Zwrócił uwagę przedstawicieli linii lotniczych z całego świata, obecnych na walnym zgromadzeniu w Stambule, że kolejne państwa mogą pójść w ślady Unii Europejskiej, USA i Kanady. - Rządy od Australii po Amerykę Łacińską i Bliski Wschód myślą o własnych innowacjach w tej dziedzinie, co może być koszmarem dla linii lotniczych i ich pasażerów - ostrzegł.
"Wpływ byłby przerażający"
IATA uważa, że właściwym sposobem na poprawę sytuacji pasażerów jest usprawnienie funkcjonowania przestrzeni powietrznej.
- Jednocześnie Europa wygodnie usprawiedliwia się od modernizacji zarządzania ruchem lotniczym. Jednolita europejska przestrzeń (SES, Single European Sky) powietrzna zawiera narzędzia umożliwiające zmniejszenie większości opóźnień u ich źródła i poprawę efektywności środowiskowej - dodał Walsh.

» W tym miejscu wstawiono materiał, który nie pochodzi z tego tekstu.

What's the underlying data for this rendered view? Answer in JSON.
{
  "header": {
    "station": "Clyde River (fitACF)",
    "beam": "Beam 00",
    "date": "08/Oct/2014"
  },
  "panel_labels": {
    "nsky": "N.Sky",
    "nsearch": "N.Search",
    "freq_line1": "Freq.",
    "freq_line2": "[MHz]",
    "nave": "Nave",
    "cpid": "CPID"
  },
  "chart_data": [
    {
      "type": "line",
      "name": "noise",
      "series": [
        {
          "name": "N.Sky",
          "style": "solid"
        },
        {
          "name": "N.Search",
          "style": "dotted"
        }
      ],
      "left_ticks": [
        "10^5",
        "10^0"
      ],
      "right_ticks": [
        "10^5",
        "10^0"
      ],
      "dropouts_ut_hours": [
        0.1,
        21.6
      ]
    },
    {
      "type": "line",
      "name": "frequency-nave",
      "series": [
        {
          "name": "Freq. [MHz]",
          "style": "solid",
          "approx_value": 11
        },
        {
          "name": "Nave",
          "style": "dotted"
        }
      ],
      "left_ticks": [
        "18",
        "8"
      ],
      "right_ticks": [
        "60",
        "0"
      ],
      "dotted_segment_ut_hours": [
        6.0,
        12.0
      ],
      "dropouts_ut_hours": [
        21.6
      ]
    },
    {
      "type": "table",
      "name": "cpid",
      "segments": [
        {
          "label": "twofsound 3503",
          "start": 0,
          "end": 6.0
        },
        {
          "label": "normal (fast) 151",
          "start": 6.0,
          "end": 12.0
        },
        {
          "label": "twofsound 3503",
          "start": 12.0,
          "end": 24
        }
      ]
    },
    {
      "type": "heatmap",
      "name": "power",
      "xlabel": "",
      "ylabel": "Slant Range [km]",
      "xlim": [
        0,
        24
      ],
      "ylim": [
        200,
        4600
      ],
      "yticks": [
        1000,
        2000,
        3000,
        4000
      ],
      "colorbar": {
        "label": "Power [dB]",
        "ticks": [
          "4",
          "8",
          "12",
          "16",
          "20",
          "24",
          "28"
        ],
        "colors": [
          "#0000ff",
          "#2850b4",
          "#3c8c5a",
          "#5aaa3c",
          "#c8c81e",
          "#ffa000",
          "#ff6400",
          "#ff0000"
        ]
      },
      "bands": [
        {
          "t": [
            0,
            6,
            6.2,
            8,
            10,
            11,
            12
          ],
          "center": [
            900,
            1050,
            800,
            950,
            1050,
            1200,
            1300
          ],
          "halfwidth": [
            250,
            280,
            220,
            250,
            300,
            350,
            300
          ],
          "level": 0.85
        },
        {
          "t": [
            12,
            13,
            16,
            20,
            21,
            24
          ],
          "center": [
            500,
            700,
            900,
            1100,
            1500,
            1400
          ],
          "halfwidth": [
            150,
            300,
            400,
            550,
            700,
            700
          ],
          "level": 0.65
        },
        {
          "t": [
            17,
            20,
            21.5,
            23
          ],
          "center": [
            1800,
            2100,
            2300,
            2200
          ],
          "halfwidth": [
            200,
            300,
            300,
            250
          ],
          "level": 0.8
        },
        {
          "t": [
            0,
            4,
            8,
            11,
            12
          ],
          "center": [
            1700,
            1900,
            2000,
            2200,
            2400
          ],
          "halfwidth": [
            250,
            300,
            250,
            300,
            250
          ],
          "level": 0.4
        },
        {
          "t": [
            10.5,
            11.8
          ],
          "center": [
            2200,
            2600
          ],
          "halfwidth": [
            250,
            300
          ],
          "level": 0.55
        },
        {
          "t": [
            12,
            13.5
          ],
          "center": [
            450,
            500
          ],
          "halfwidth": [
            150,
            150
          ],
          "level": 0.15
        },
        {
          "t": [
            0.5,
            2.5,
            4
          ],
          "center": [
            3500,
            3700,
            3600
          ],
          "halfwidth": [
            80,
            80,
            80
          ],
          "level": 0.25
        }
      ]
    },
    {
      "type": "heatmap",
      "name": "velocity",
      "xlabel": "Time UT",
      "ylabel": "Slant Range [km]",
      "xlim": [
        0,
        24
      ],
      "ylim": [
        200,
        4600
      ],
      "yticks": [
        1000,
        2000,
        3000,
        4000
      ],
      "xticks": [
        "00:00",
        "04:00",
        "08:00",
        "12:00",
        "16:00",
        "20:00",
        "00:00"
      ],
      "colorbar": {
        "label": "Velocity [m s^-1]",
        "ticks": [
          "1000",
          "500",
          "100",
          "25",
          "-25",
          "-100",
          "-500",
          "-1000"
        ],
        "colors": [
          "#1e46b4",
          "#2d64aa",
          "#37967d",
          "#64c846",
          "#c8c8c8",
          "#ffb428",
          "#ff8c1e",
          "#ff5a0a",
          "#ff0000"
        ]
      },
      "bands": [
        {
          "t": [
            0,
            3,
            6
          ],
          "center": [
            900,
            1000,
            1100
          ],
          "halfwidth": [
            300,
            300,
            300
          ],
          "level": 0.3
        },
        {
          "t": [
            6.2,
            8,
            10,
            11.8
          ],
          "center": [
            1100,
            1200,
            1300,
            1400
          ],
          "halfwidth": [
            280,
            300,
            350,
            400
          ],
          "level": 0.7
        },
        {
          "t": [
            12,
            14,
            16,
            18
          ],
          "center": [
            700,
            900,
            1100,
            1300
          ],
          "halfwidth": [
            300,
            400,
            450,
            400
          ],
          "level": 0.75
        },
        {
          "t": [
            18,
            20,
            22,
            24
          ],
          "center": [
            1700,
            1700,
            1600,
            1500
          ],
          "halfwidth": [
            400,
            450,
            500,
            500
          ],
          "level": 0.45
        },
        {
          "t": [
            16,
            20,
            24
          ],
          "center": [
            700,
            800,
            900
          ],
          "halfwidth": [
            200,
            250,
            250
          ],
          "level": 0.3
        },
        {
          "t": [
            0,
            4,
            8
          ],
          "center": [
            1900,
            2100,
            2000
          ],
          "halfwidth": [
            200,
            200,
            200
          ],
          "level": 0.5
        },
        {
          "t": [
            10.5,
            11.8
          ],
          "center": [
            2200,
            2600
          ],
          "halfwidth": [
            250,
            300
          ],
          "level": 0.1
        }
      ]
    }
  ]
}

W czasie pandemii prawdziwą plagą było odwoływanie lotów na masową skalę. Amadeus, globalny dostawca m.in. systemów rezerwacji biletów lotniczych, w maju 2021 r. przeprowadził badanie na grupie 5 tys. pasażerów ze świata. Wykazało ono, że dla 81 proc. podróżnych wyższe ryzyko anulowania rejsu było barierą, powstrzymującą przed zarezerwowaniem podróży. Wskazywano, że powodem jest długi czas oczekiwania na zwrot pieniędzy.
Unijna dyrekcja generalna ds. sprawiedliwości zaproponowała wówczas rozwiązanie tego problemu. Ale nie spodobało się ono liniom lotniczym.
Nagroda za zgniłe pomidory trafia jednak do inicjatywy "Pay as you fly" unijnej DG ds. Sprawiedliwości. W ramach błędnie pojmowanej ochrony podróżnych linie lotnicze otrzymywałyby pełną płatność dopiero po zakończeniu podróży. Wpływ na przepływy pieniężne byłby przerażający. I czyim interesom będą służyć wyższe koszty i wyższe taryfy, które z tego wynikną? - pytał Walsh.